A poetry anthology including multiple works by each of these authors. Kingsley Amis John Berryman Arthur Boyars Iain Crichton Smith Donald Davie D. J. Enright John Fuller Thom Gunn Michael Hamburger Ian Hamilton Geoffrey Hill David Holbrook Ted Hughes Philip Larkin Robert Lowell George MacBeth Norman MacCaig Christopher Middleton Sylvia Plath Peter Porter Peter Redgrove Anne Sexton Jon Silkin R. S. Thomas Charles Tomlinson John Wain Ted Walker David Wevill
Seen as quite a watershed moment in poetry, the poets Alvarez was promoting during the early 1960s. This has big names, Hughes, Plath, Larkin, Sexton, Lowell and some others new to me, who have not stood the test of time. Joy to pick up this Penguin edition, from 1962 (price 4’6), with of its time abstract expressionist cover from an Oxfam bookshop for 99p. What a treasure.
Alvarez' "New Poetry" helped me understand how to comprehend poetry better and how to appreciate it. I think this book is still timely for those still searching as lovers of the art of poetry. Poetry in the 21st Century seems to have become a smokey corner filled with dandified poseurs and sorrowful ragamuffins who have established themselves as avatars of poetic expression.
Technology is a poetry killer but a boon to publishing. No, I'm wrong. Technology kills young poets, rather, if not youth altogether. The emphasis now is on technical competence to keep the machinery of humanity running as efficiently as possible instead of delving into what humanity feels.
Eventually, the latter--the delving within, must happen, because one cannot exist without the other. Yet, I feel that poetry is in a depression presently as if in an abandoned warehouse, and I fear that we'll be so busy pressing buttons and pulling levers a la Charlie Chaplin that we won't see the stack of heavy debris teetering above us before it collapses.
This was one of those landmark books for me - I bought it second-hand when I was about 16 or 17 and was introduced for the first time to Plath and other poets.

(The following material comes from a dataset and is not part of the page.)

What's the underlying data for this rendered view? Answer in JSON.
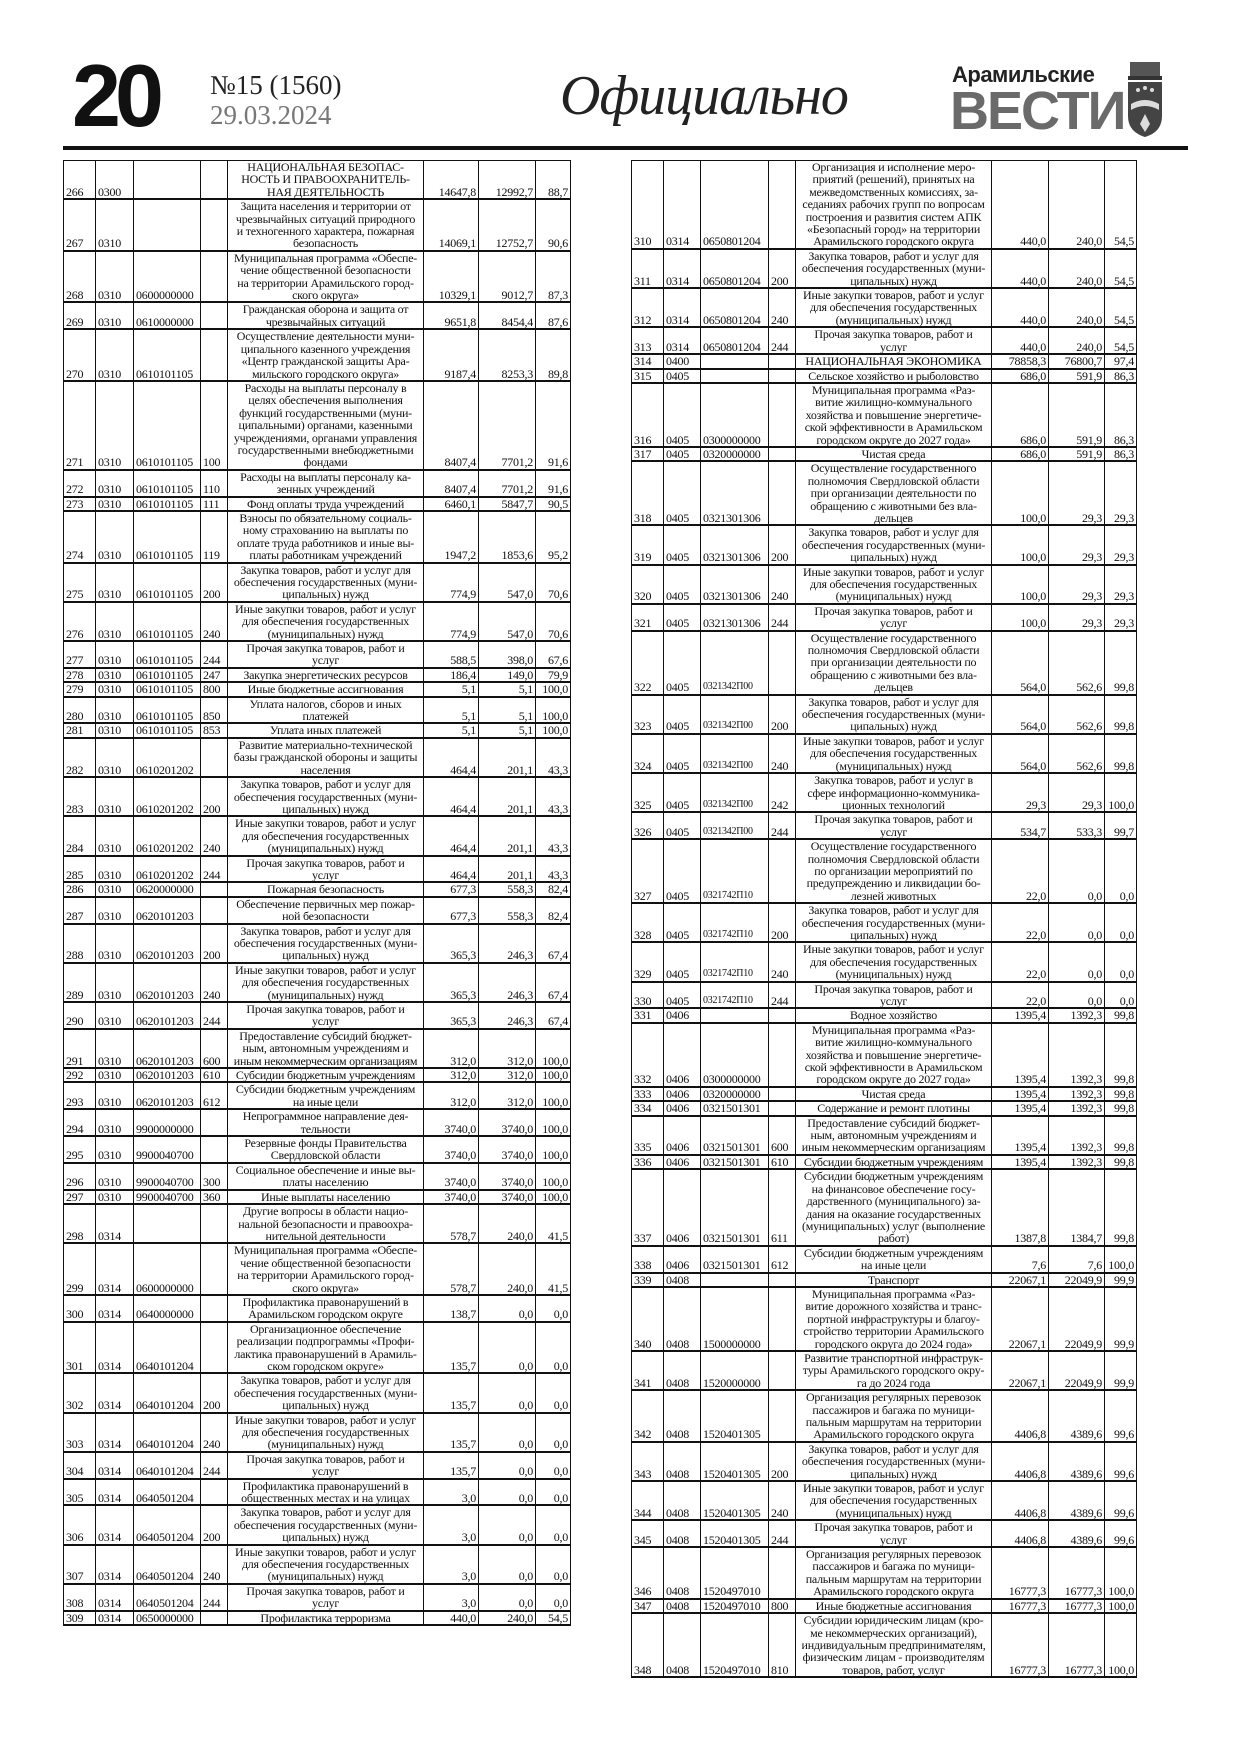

Still remember the cover vividly - a Pollock print, and rubbed corners.
Some excellent poems in here despite the gross and glaring omission of women. Al Alvarez is on my blacklist. How you can spend pages and pages on an introduction raging against gentility in poetry and then sidelining Plath and Sexton, and not even mentioning any other contemporaries is beyond me.
Over sixty years on from first publication, and this anthology of postwar Anglophone poetry remains, with its justly famous cri-de-couer introduction, a valuable collection of mostly first-rate verse, in which Larkin, Plath, and Hughes stand out for their technique, content, and artistic imagination, with Geoffrey Hill, despite his often de trop intellectualism, not far behind. Al Álvarez makes a strong case for the importance and distinctiveness of this New Poetry, which after the conformity of the 'forties, moves on from the technical, but not particularly profound or morally deep, excellence of Auden to a more confessional, yet not overtly empirical, style that while rejecting the cosy, conformism of the Betjeman school still maintains a firm foothold in a recognisably English tradition. However, over this new verse of the 1950s and 1960s there is still cast the enormous shadow of T.S. Eliot - confronted but not vanquished by Álvarez - and his objectivism, from which none of these poets, despite their skill, can escape, being ultimately limited by their subjectivity, so that while Eliot can in 'The Waste Land' capture the nature of an age beyond its temporal-spacial particularism and ideate the great themes of life as an other to be known transcendentally, all these writers, Sylvia Plath the doyenne, can only approach similar matter through their perception and personal, and personalised, experience, with the result that life and death, war and genocide, become concepts of mind to be perceived personally and not objective phenomena to be understood cognitively and known noumenally through the great literary art that, as with Eliot, casts them as realities both outside and within mind, and above our own experiences. As such, the New Poetry, could never attain the greatness of the canonical masters, Eliot being the last, but at times, and within its own subjectivity, it does, as with 'Daddy' and 'The Whitsun Weddings', approach as near as its form permits, but only when composed, as here, by the most skilled of poets.
loved some of the selected poems, more so the Americans on the whole. However I thought Alvarez's introduction was a little strained after having read the selection.